Ripples by Shih-Li Kow was my first introduction to the Malaysian short story. It is a world of the senses and one can smell and taste the ma kiok and hear the crackle as it’s eaten. Since reading Ripples, I feel as if I’ve been to Malaysia. Shih-Li Kow is a true storyteller with great humour. Her writing is incisive and she can delineate a character in a few words of narrative or dialogue. However, her stories are extremely short and I would like to see her ‘stretch’ her undoubted abilities.
At the final adjudication meeting we had to choose a winner. All six collections had, we still felt, deserved to be on the shortlist. We also agreed that they were so evenly matched that it was going to prove difficult to choose a winner. Discussion on the merits of the collections took up much more time than the original short-listing. We were all three passionate about our choices and willing to argue their merits, so much so that in the end it came down to a majority decision and Love Begins in Winter was chosen as the winner of the Cork-City Frank O’Connor Short Story Award. It was a majority decision, not because it wasn’t the best book, but because all six were ‘best’ books.
If I have one general comment to make about the submitted collections, it is that many of them deviated from my idea of what a short story should be. The stories lacked focus and a recognisable central character. Point of view shifted continually, even within the same paragraph, and it seemed as if there was no limit to the number of characters.

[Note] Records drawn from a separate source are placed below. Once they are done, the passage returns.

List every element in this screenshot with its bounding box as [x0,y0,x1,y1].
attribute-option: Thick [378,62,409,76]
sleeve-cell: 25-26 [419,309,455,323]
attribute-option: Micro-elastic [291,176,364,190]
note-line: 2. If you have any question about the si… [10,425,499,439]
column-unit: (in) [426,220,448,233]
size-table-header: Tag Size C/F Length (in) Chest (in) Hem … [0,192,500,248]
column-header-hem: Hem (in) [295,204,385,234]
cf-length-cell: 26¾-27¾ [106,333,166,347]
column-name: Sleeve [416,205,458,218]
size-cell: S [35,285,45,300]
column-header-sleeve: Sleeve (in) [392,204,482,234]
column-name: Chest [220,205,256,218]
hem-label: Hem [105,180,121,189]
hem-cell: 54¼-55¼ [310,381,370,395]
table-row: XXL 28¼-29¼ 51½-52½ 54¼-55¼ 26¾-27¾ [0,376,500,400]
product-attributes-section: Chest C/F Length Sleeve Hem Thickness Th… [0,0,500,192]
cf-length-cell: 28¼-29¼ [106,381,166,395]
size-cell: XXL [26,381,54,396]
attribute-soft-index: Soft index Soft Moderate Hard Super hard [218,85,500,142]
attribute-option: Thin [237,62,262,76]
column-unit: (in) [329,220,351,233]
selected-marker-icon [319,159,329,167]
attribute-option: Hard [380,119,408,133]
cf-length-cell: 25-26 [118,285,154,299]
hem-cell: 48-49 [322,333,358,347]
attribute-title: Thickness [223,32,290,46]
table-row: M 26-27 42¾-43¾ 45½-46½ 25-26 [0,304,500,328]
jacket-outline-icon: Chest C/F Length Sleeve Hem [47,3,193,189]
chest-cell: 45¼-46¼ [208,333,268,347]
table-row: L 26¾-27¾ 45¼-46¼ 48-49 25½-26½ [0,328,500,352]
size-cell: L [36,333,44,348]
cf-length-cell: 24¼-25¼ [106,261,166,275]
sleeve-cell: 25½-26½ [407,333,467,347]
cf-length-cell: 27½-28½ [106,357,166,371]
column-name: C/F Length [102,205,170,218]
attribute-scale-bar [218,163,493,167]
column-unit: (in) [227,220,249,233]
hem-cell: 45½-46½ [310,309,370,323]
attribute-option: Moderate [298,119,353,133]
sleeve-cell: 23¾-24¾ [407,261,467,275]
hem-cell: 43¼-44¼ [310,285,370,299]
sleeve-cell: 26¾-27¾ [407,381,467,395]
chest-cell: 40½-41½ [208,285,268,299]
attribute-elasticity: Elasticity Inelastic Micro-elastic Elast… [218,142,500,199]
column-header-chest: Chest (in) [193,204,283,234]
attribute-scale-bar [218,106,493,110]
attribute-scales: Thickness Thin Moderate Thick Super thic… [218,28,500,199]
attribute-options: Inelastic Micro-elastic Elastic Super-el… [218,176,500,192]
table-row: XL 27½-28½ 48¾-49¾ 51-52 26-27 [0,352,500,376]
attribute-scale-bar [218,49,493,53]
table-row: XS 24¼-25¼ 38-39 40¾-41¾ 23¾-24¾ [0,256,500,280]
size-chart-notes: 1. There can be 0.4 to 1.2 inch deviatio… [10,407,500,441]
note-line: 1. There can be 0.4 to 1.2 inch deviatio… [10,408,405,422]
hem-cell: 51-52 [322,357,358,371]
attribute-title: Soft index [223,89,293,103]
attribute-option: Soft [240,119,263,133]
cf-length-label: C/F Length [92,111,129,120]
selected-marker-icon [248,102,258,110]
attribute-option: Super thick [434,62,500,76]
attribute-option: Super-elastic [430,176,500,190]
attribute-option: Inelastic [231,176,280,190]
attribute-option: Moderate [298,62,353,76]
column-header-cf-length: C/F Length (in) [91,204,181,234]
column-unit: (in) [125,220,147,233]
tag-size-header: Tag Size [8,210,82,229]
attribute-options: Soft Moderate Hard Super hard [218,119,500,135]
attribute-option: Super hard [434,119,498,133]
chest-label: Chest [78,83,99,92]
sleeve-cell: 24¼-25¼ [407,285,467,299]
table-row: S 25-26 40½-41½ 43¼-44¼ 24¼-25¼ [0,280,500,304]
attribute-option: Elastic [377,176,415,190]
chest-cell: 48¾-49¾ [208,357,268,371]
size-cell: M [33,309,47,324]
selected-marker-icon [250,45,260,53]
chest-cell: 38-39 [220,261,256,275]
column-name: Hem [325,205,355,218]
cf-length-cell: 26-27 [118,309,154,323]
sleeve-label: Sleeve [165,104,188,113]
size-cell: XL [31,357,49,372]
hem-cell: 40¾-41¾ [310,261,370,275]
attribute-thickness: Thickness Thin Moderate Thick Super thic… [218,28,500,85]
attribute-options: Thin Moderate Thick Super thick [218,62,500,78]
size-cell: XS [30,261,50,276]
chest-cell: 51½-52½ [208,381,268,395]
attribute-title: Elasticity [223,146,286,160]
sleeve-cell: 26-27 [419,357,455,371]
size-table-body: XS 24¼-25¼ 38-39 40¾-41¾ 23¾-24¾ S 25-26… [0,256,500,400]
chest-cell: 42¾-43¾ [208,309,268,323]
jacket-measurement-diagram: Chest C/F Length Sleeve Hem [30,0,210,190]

In one story I listed eleven different characters’ names in a page and a half.
Whether this problem lies with writers who don’t care about their readers, or who are willing to dismiss technique as too confining, or with the editors who publish such stories, I don’t know. The short story must evolve or die— this is true of any art form—and if one reads Gogol’s ‘The Overcoat’ now, one can see how far the short story has evolved. But it should still be a short story. If writers wish to change point of view line by line, or have eleven characters in two pages, then perhaps they need to study the great practitioners of the art form. For what’s fascinating about the form is its ability to focus closely on a character in that moment of transition—that moment when everything that character does or says or thinks is so intense and vitally important that we can’t take our eyes from him or her. How can we do so while ten other characters are jumping about shouting: ‘Look at me!’
Reassuringly though, there are still a great many fine writers who adhere to the basic premise of a short story. A good number of them had collections entered for the Frank O’Connor Prize and one of these emerged a worthy winner. One cannot ask for more.